When the “hybrid gravity” system was proposed, it was envisioned that there would probably be at least six lift stations. So we can thank the engineers at Giffels-Webster for minimizing the footprint of this project. Specifically, the engineers came up with a method to connect the homes in the Homasassa Street neighborhood to existing sewer lines, eliminating one lift station. And where Tanglewood crosses the Bermuda canal, there will be one lift station, whereas it was initially thought that there would need to be one on each side of the canal.

To remind everyone, these lift stations will be underground. Only the electrical equipment and control panels will be above ground. These will be fenced or landscaped or both, we have been assured. 

As a further reminder, and to recap, in the summer of 2012 it came to our attention that the county intended to connect us to the county sewer system through the installation of a “grinder pump” in the front yard of each of our homes. A group of neighbors got together and researched these “grinder pumps,” and discovered that other communities that had installed them had reliability problems. We were also uncomfortable with the idea that the pumps would stop working in the event of a power outage, that the county would have a de facto easement on each of our properties, and that we would have to pay for the electricity to run the pumps. 

At the time, the committee believed that the only option to the grinder pumps would have been a “vacuum” system, such as was installed in the rest of South Gate. If that system had been adopted, one of the houses in our neighborhood would have been demolished and replaced with a vacuum station. That clearly would have also affected the homeowners who lived adjacent to the vacuum station. 

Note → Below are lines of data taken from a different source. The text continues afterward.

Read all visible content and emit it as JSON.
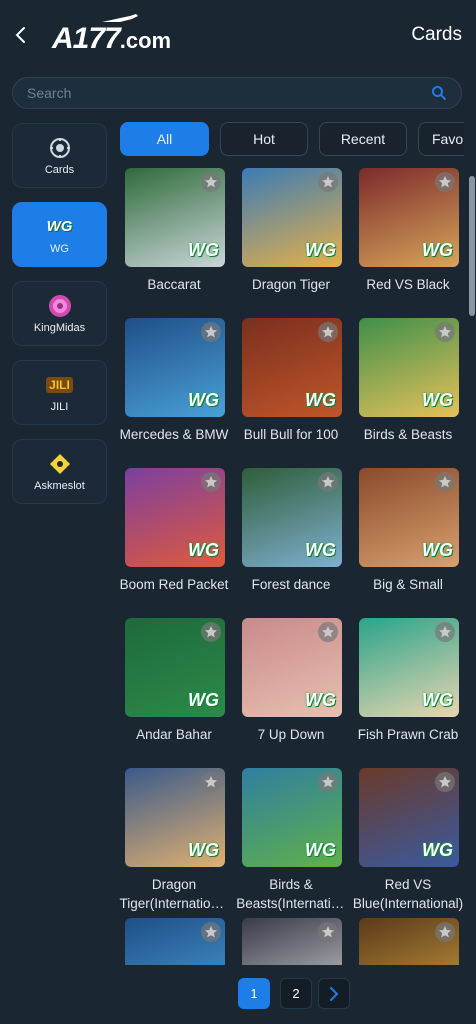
{
  "header": {
    "logo_main": "A177",
    "logo_suffix": ".com",
    "title": "Cards"
  },
  "search": {
    "placeholder": "Search",
    "value": ""
  },
  "sidebar": {
    "items": [
      {
        "label": "Cards",
        "icon": "poker-chip-icon",
        "active": false
      },
      {
        "label": "WG",
        "icon": "wg-logo-icon",
        "active": true
      },
      {
        "label": "KingMidas",
        "icon": "kingmidas-chip-icon",
        "active": false
      },
      {
        "label": "JILI",
        "icon": "jili-logo-icon",
        "active": false
      },
      {
        "label": "Askmeslot",
        "icon": "askmeslot-logo-icon",
        "active": false
      }
    ]
  },
  "tabs": [
    {
      "label": "All",
      "active": true
    },
    {
      "label": "Hot",
      "active": false
    },
    {
      "label": "Recent",
      "active": false
    },
    {
      "label": "Favo",
      "active": false
    }
  ],
  "games": [
    {
      "name": "Baccarat",
      "bg": [
        "#2f6b3a",
        "#c9d6d9"
      ]
    },
    {
      "name": "Dragon Tiger",
      "bg": [
        "#3b7bb5",
        "#e7b04a"
      ]
    },
    {
      "name": "Red VS Black",
      "bg": [
        "#7a2b2b",
        "#d9a45a"
      ]
    },
    {
      "name": "Mercedes & BMW",
      "bg": [
        "#1f4f86",
        "#4aa0d8"
      ]
    },
    {
      "name": "Bull Bull for 100",
      "bg": [
        "#7a2f1e",
        "#c0562a"
      ]
    },
    {
      "name": "Birds & Beasts",
      "bg": [
        "#3f8f4a",
        "#e6c15a"
      ]
    },
    {
      "name": "Boom Red Packet",
      "bg": [
        "#7c3fa0",
        "#e05a3a"
      ]
    },
    {
      "name": "Forest dance",
      "bg": [
        "#2f5d3a",
        "#7fb0d0"
      ]
    },
    {
      "name": "Big & Small",
      "bg": [
        "#8a4a2a",
        "#d9a070"
      ]
    },
    {
      "name": "Andar Bahar",
      "bg": [
        "#1d6a3a",
        "#2c8a4a"
      ]
    },
    {
      "name": "7 Up Down",
      "bg": [
        "#c98a8a",
        "#e8c0b0"
      ]
    },
    {
      "name": "Fish Prawn Crab",
      "bg": [
        "#2aa38a",
        "#e8d6b0"
      ]
    },
    {
      "name": "Dragon Tiger(International)",
      "bg": [
        "#3a5a8a",
        "#e0b070"
      ]
    },
    {
      "name": "Birds & Beasts(International)",
      "bg": [
        "#2f7fa0",
        "#5fb04a"
      ]
    },
    {
      "name": "Red VS Blue(International)",
      "bg": [
        "#6a3a2a",
        "#3a5aa0"
      ]
    },
    {
      "name": "",
      "bg": [
        "#1f4f86",
        "#4aa0d8"
      ]
    },
    {
      "name": "",
      "bg": [
        "#3a3a4a",
        "#d6d6d6"
      ]
    },
    {
      "name": "",
      "bg": [
        "#5a3a1a",
        "#d0a040"
      ]
    }
  ],
  "pagination": {
    "pages": [
      "1",
      "2"
    ],
    "current": "1",
    "next_icon": "chevron-right-icon"
  },
  "colors": {
    "background": "#1a2733",
    "accent": "#1e7ee8",
    "panel": "#1c2a37"
  }
}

The neighborhood committee prevailed upon the County Commission to “Dump the Pumps” and county staff was directed to take another look at our neighborhood, and to see if there might be a third alternative. And indeed there was: the “hybrid gravity” system that is going forward now. Basically, it is a traditional gravity system, except that there are more lift stations and the pipes are not as deep in the ground as would be the case in a “built-from-scratch” system. In fact, most lift stations in the county serve hundreds of homes each. In our neighborhood, we will have four lift stations for about 200 homes. 

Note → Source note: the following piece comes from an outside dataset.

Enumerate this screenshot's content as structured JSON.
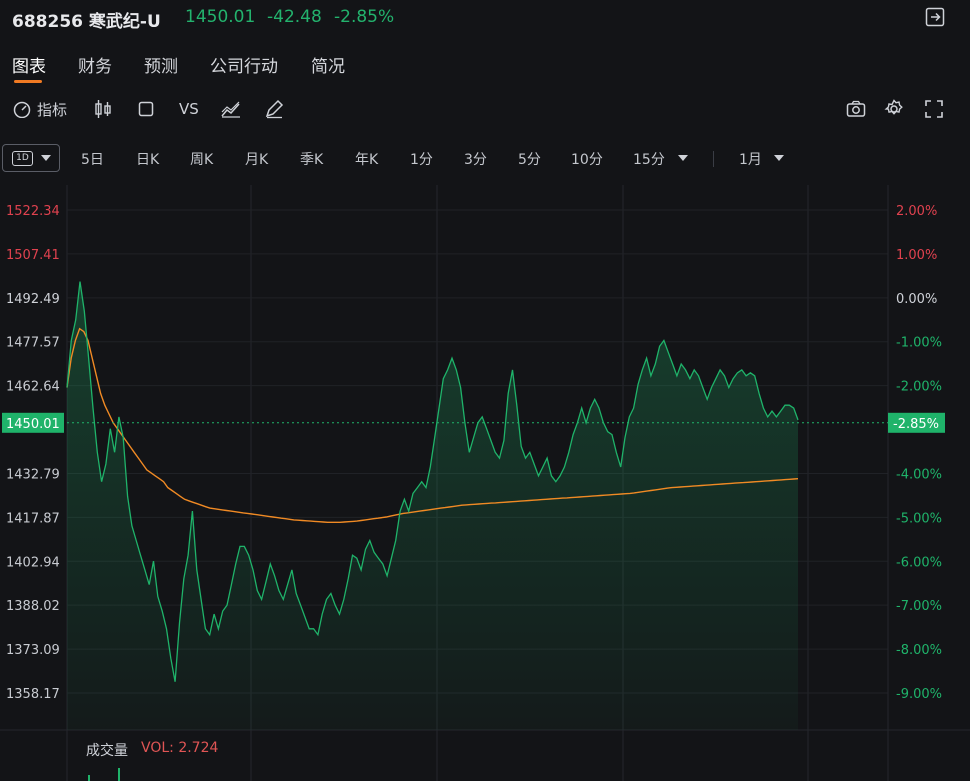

Neighbors frequently ask, “When are we getting sewers?” The answer is still, “Some day in the not too distant future” We are discovering that public works projects move through the system fairly slowly. This project presents engineering and regulatory issues that only add to the timeline. However, we can assure you, this project is moving, the money is available, and it will be built.

The next step will be a public meeting. At that time, the plan will be pretty much finalized. Homeowners will be able to review the plans and get answers to their specific questions. The county staffers indicated that the meeting will occur in late March or early April.